Climate data for Xunyang, elevation 286 m (938 ft), (1991–2020 normals, extremes 1981–present)
| Month | Jan | Feb | Mar | Apr | May | Jun | Jul | Aug | Sep | Oct | Nov | Dec | Year |
| Record high °C (°F) | 20.2 (68.4) | 25.1 (77.2) | 36.1 (97.0) | 36.9 (98.4) | 39.8 (103.6) | 41.2 (106.2) | 43.1 (109.6) | 41.2 (106.2) | 39.9 (103.8) | 31.6 (88.9) | 25.4 (77.7) | 19.6 (67.3) | 43.1 (109.6) |
| Mean daily maximum °C (°F) | 9.7 (49.5) | 13.0 (55.4) | 19.5 (67.1) | 25.0 (77.0) | 28.3 (82.9) | 31.8 (89.2) | 33.9 (93.0) | 32.9 (91.2) | 27.5 (81.5) | 21.9 (71.4) | 15.9 (60.6) | 10.8 (51.4) | 22.5 (72.5) |
| Daily mean °C (°F) | 4.5 (40.1) | 7.3 (45.1) | 12.7 (54.9) | 17.6 (63.7) | 21.6 (70.9) | 25.4 (77.7) | 27.8 (82.0) | 27.0 (80.6) | 22.2 (72.0) | 16.9 (62.4) | 10.9 (51.6) | 5.7 (42.3) | 16.6 (61.9) |
| Mean daily minimum °C (°F) | 0.8 (33.4) | 3.3 (37.9) | 7.8 (46.0) | 12.3 (54.1) | 16.8 (62.2) | 20.9 (69.6) | 23.7 (74.7) | 23.1 (73.6) | 18.9 (66.0) | 13.9 (57.0) | 7.8 (46.0) | 2.3 (36.1) | 12.6 (54.7) |
| Record low °C (°F) | −5.7 (21.7) | −4.6 (23.7) | −2.5 (27.5) | 0.8 (33.4) | 9.5 (49.1) | 15.7 (60.3) | 19.1 (66.4) | 14.4 (57.9) | 12.2 (54.0) | 5.3 (41.5) | −1.8 (28.8) | −6.3 (20.7) | −6.3 (20.7) |
| Average precipitation mm (inches) | 4.8 (0.19) | 8.9 (0.35) | 22.0 (0.87) | 49.9 (1.96) | 83.4 (3.28) | 111.6 (4.39) | 134.6 (5.30) | 109.7 (4.32) | 115.9 (4.56) | 66.1 (2.60) | 22.4 (0.88) | 4.1 (0.16) | 733.4 (28.86) |
| Average precipitation days (≥ 0.1 mm) | 3.7 | 4.8 | 7.4 | 9.0 | 11.4 | 10.7 | 11.5 | 10.7 | 12.2 | 11.8 | 7.8 | 3.8 | 104.8 |
| Average snowy days | 2.5 | 1.8 | 0.6 | 0.1 | 0 | 0 | 0 | 0 | 0 | 0 | 0.4 | 1.0 | 6.4 |
| Average relative humidity (%) | 64 | 62 | 59 | 64 | 70 | 72 | 74 | 74 | 77 | 79 | 77 | 69 | 70 |
| Mean monthly sunshine hours | 109.9 | 111.2 | 161.6 | 180.5 | 179.1 | 186.2 | 210.3 | 193.0 | 119.4 | 102.8 | 97.2 | 103.9 | 1,755.1 |
| Percentage possible sunshine | 35 | 35 | 43 | 46 | 42 | 44 | 49 | 47 | 33 | 30 | 31 | 34 | 39 |
Source: China Meteorological Administration

== Government ==
In 2019, the county government earned ¥1.877 billion in fiscal revenue, and spent ¥3.994 billion in fiscal expenditures.

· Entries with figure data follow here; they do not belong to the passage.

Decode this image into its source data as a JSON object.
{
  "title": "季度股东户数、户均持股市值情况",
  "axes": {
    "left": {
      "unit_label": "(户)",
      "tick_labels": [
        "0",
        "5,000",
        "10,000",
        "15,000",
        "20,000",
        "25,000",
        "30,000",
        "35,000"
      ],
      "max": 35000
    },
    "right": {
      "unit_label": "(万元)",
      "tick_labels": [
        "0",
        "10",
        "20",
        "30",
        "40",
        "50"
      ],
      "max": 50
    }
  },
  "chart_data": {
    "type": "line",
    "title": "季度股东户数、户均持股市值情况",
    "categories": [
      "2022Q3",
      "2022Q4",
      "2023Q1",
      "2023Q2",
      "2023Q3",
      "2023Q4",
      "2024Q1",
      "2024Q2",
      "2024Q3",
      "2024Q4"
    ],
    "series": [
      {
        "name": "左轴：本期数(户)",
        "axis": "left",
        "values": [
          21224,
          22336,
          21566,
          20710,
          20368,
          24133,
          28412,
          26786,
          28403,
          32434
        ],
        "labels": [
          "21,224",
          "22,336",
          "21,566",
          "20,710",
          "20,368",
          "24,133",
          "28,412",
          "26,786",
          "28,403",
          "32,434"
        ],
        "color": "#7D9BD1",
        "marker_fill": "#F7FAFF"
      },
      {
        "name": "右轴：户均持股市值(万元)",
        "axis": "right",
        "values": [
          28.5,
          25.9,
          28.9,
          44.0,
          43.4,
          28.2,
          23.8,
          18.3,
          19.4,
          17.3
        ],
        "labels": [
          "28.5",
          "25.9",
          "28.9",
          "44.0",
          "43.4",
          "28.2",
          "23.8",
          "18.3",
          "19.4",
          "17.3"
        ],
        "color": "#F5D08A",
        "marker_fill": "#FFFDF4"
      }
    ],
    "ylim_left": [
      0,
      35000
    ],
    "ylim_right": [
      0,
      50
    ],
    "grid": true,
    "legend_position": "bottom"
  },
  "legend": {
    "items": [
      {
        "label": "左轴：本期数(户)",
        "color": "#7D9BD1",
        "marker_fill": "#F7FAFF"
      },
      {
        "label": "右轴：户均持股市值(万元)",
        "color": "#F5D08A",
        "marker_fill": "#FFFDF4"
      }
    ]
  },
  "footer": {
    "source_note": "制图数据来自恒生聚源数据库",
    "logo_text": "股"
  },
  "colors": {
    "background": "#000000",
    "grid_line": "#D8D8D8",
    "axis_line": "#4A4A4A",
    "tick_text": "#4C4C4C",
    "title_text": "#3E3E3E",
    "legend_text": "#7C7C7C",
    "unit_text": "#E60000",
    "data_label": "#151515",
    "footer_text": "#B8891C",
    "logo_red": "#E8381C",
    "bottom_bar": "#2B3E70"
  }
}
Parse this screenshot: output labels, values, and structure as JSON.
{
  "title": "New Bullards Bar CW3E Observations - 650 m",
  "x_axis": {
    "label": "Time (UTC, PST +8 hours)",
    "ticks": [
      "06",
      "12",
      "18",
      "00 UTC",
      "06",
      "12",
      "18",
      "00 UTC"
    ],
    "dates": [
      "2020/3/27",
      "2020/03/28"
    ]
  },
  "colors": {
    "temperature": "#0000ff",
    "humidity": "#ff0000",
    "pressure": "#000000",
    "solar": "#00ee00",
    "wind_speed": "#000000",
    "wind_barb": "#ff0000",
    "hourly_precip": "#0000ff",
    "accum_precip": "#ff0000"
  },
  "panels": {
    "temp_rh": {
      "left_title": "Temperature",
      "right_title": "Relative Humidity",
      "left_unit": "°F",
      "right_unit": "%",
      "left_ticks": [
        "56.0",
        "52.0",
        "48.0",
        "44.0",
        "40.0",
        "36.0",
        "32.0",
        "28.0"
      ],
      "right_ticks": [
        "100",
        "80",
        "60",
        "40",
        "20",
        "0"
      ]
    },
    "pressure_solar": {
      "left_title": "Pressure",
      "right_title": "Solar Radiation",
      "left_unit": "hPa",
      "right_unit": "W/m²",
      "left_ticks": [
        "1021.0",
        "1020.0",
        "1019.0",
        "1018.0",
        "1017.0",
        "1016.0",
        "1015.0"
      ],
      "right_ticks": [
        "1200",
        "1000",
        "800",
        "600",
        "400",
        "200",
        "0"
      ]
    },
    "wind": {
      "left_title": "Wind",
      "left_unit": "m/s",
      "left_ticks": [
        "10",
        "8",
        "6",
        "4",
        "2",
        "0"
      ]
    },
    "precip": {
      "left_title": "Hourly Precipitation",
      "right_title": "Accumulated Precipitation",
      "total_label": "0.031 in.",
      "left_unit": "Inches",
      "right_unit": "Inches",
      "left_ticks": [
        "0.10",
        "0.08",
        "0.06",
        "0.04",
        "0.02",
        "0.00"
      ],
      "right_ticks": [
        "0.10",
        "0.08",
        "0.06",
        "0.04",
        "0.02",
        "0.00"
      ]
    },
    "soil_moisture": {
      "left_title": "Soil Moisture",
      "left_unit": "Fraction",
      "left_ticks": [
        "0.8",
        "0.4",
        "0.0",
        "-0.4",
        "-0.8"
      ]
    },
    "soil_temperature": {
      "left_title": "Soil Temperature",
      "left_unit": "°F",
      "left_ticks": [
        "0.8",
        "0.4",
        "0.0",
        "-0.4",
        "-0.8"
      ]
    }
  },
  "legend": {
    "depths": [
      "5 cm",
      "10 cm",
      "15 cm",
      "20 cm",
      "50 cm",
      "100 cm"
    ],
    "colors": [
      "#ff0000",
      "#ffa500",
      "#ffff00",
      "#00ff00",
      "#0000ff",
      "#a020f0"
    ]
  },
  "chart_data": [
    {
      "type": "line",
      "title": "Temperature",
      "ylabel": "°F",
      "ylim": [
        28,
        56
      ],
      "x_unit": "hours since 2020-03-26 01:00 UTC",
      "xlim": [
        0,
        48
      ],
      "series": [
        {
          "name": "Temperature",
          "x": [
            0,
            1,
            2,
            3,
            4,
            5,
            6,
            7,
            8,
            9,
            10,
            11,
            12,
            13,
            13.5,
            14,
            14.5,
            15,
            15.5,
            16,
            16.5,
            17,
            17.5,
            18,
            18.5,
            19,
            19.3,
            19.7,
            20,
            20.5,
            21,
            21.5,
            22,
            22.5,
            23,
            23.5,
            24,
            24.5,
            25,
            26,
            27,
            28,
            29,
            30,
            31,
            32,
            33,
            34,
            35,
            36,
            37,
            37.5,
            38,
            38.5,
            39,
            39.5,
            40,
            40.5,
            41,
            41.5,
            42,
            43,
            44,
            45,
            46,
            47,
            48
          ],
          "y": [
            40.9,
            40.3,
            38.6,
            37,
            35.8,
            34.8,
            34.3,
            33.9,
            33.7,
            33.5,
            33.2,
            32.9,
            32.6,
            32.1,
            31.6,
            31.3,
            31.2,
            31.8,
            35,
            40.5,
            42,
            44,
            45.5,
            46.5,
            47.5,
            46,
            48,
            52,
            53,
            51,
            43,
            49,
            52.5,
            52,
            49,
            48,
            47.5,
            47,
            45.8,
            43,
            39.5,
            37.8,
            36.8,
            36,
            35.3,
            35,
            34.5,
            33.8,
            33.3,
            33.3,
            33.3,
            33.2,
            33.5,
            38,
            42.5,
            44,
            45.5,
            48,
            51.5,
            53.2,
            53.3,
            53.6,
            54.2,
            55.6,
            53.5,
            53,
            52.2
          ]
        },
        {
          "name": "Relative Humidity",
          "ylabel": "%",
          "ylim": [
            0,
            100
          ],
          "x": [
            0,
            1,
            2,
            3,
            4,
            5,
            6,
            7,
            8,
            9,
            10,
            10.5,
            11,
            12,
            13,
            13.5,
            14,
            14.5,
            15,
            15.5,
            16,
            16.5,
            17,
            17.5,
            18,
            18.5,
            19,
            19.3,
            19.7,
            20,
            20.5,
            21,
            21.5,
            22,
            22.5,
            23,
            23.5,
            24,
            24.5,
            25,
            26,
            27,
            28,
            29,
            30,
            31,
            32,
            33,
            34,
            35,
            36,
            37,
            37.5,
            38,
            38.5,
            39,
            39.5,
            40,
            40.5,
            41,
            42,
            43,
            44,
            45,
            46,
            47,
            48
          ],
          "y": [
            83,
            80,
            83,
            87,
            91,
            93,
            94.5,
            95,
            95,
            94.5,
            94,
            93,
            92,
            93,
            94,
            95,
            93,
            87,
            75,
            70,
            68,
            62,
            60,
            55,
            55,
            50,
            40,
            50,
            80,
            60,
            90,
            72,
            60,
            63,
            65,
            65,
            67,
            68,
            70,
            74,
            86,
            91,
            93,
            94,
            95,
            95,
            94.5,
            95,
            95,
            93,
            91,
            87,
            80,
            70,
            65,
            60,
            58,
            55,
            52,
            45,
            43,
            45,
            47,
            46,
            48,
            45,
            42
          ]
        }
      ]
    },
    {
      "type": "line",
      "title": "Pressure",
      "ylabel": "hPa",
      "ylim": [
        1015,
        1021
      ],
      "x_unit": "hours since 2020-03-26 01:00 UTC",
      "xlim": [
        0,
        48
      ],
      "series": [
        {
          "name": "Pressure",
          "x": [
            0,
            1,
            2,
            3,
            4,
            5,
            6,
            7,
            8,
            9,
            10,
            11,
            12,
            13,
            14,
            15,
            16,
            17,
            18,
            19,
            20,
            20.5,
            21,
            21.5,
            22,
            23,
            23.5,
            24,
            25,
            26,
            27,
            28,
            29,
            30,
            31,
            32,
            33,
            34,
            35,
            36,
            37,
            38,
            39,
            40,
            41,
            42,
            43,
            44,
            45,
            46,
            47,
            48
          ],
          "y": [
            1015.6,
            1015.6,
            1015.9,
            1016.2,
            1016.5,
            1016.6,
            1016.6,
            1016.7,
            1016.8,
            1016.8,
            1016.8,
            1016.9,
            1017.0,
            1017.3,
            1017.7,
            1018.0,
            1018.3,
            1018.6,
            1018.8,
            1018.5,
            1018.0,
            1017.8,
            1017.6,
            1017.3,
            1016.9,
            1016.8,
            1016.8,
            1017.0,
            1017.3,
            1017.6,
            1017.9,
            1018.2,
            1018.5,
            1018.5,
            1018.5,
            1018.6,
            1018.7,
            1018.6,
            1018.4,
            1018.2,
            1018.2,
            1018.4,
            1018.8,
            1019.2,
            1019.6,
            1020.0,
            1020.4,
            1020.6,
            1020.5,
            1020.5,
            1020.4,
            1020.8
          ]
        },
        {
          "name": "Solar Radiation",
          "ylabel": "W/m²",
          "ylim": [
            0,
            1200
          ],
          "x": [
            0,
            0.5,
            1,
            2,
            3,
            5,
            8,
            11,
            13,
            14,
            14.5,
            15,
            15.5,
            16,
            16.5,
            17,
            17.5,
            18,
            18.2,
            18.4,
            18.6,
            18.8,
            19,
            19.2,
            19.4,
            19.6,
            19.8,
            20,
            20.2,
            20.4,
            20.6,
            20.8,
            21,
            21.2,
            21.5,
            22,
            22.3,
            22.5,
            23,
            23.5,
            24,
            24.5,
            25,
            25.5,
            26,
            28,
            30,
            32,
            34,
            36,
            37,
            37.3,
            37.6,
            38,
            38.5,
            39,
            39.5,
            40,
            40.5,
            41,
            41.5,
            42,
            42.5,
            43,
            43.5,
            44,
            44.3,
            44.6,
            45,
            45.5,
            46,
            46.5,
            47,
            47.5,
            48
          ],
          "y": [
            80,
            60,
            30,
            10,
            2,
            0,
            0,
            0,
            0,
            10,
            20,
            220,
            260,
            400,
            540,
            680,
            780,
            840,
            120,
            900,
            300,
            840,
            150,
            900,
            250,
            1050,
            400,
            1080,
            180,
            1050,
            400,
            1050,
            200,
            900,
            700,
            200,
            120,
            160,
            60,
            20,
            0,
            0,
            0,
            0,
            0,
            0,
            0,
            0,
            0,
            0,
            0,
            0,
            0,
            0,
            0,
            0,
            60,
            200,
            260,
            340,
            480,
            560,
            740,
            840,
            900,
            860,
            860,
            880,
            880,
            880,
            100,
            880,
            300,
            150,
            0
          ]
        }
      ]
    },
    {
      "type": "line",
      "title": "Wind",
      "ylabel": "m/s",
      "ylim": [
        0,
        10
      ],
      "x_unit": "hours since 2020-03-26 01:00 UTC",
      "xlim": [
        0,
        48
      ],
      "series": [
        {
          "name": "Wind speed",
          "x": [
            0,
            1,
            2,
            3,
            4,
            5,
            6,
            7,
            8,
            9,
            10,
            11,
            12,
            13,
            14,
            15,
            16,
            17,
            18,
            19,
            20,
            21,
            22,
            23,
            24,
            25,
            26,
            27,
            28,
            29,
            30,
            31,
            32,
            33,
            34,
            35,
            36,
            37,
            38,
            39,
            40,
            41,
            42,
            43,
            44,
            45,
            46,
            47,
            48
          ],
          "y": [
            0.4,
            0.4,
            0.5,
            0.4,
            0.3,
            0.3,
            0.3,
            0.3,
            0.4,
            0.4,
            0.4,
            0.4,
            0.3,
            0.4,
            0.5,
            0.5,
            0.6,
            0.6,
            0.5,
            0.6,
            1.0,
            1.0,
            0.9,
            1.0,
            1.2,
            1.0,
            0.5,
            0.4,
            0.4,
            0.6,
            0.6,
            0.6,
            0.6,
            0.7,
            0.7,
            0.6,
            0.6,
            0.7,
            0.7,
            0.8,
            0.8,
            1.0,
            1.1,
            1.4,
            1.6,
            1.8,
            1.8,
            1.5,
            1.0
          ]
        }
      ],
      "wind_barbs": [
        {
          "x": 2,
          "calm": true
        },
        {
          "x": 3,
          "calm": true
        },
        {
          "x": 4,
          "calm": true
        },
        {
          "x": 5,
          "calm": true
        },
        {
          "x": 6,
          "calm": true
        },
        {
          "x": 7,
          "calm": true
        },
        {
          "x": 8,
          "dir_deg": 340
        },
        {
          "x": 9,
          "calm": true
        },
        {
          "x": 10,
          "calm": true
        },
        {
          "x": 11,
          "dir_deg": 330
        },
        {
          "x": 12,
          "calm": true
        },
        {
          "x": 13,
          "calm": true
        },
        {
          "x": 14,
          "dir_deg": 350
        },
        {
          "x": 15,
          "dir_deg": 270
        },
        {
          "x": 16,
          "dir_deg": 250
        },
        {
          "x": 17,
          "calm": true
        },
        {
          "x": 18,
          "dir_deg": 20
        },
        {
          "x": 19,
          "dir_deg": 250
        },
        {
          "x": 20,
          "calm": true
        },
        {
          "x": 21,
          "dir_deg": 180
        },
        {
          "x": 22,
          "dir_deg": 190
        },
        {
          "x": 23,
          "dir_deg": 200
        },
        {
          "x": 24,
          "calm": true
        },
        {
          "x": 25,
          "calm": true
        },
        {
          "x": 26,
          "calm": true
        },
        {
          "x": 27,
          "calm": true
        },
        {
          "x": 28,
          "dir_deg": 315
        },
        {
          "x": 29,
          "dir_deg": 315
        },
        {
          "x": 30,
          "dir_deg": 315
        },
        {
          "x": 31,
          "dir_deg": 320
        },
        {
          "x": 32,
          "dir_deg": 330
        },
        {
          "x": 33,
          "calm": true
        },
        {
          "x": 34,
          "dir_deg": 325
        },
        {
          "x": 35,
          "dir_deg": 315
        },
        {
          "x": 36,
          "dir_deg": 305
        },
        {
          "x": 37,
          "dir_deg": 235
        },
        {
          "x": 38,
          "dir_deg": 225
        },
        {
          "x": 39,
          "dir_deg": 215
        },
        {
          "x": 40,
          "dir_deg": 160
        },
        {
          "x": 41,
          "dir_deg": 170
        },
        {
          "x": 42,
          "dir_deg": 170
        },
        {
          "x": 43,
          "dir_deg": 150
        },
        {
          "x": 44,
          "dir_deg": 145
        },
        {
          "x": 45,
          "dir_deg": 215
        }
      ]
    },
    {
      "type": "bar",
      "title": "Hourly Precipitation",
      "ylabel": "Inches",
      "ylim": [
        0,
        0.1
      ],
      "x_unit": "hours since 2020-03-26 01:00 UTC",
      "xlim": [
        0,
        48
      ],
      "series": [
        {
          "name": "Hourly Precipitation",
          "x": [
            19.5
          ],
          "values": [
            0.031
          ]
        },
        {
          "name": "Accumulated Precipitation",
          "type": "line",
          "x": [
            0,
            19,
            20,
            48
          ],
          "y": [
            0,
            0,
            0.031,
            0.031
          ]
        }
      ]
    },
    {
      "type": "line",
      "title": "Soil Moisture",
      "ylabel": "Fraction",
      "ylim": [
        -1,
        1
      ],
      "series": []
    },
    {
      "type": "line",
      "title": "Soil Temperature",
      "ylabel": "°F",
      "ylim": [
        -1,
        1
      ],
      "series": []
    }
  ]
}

==Administrative divisions==
As of 2020, Xunyang County is divided into 21 towns.

- Chengguan
- Zongxi
- Guankou
- Shuhe
- Shuanghe
- Xiaohe
- Zhaowan
- Maping
- Ganxi
- Bailiu
- Lühe
- Shenhe
- Tongqianguan
- Duanjiehe
- Xianhe
- Jinzhai
- Tongmu
- Gouyuan
- Shimen
- Hongjun
- Renhekou

== Demographics ==
As of 2019, Xunyang County has a population of 450,122 people, who reside in 149,961 households. The county's dominant ethnicity is Han, but populations of Hui, Manchu, Korean, Tujia, Nakhi, Mongol, Miao, Kam, and Yi people reside within the county.

== Economy ==
In 2019, Xunyang County reported a gross domestic product (GDP) of ¥18.705 billion, an 8.4% annual increase. The county's per capita GDP rose 8.0% to ¥42,982. 10.6% of the county's GDP came from its primary sector, 52.5% came from its secondary sector, and 36.9% came from its tertiary sector. The county's public sector accounted for 41.9% of its GDP.

=== Agriculture ===
The county's main agricultural products include various grains, oils, tobacco, and vegetables. In 2019, the county had about 1 million heads of poultry, 205 thousand heads of swine, 134 thousand heads of goats, and 67 thousand heads of cattle. The county also has sizable aquaculture and forestry industries.

=== Industry ===
Major industries in Xinyang County include the production of medicine, cement and building materials, hydropower, equipment manufacturing, tobacco, food products, and mining. Xunyang County is home to deposits of mercury, antimony, aluminum, zinc, gold, barite, and slate.

=== Retail ===
In 2019, the county experienced a total of ¥5.757 billion in consumer retail sales.

== Transport ==

=== Road ===
National Highway 316 passes through the county. The Xikang Expressway, part of the G65 Baotou–Maoming Expressway, passes through the county. Shaanxi Provincial Highway 102 also passes through Xunyang County.

=== Rail ===
14 train stations serve the county, which is home to 128 kilometers of railroad. The Xiangyang–Chongqing railway passes through Xunyang County, as does the Xi'an–Ankang railway.